Humbel Ruth · Nationalrat · 2016-03-14
Humbel Ruth · Nationalrat · Aargau · CVP-Fraktion · 2016-03-14
Wortprotokoll
Gemäss Artikel 38 Absatz 1 der Bundesverfassung regelt der Bund Erwerb und Verlust der Bürgerrechte durch Abstammung, Heirat und Adoption. Die CVP ist der Ansicht, wie wir es bereits bei der Revision des Bürgerrechtsgesetzes festgestellt haben, dass mit dieser abschliessenden Aufzählung die Verfassungsgrundlage für eine bürgerrechtliche Gleichstellung eingetragener Partnerschaften mit Verheirateten fehlt und es daher eine Änderung der Verfassung braucht.
Die CVP-Fraktion unterstützt diese Anpassung und tritt auf die Vorlage ein. Ausländische Partner in einer gleichgeschlechtlichen Partnerschaft sollen bei Einbürgerungsfragen - es geht um die erleichterte Einbürgerung - ausländischen Partnern in einer Ehe gleichgestellt werden.

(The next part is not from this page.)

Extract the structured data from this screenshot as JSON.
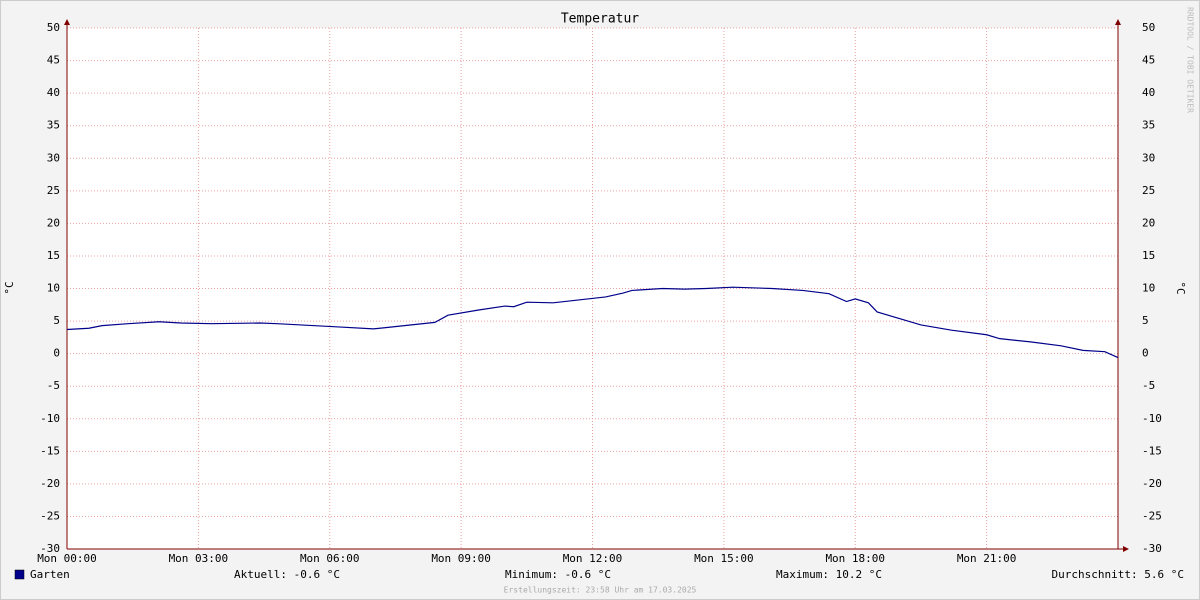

In der Detailberatung folgen wir der Kommissionsmehrheit. Ich äussere mich dazu gleich jetzt und ergreife das Wort in der Detailberatung nicht mehr. Bürgerrechtsvoraussetzungen haben eine grosse faktische Bedeutung und sind politisch sensibel. Wir wollen bei der abschliessenden Aufzählung mit der Ergänzung der eingetragenen Partnerschaft bleiben und lehnen eine beispielhafte Aufzählung basierend auf dem Begriff "Zivilstandsbeziehungen" ab. Sollten dereinst neue Zivilstandsbeziehungen gesetzlich reguliert werden, namentlich die Ehe für gleichgeschlechtliche Paare, braucht es ohnehin eine Verfassungsänderung.
Zusammenfassend: Die vorgeschlagene Ergänzung der Bundesverfassung ist ein Gebot der bürgerrechtlichen Gleichbehandlung von eingetragenen Partnern mit Verheirateten. Die CVP-Fraktion wird auf die Vorlage eintreten und bei der Verfassungsänderung der Kommissionsmehrheit folgen. Wir werden auch der Änderung im Bürgerrechtsgesetz zustimmen.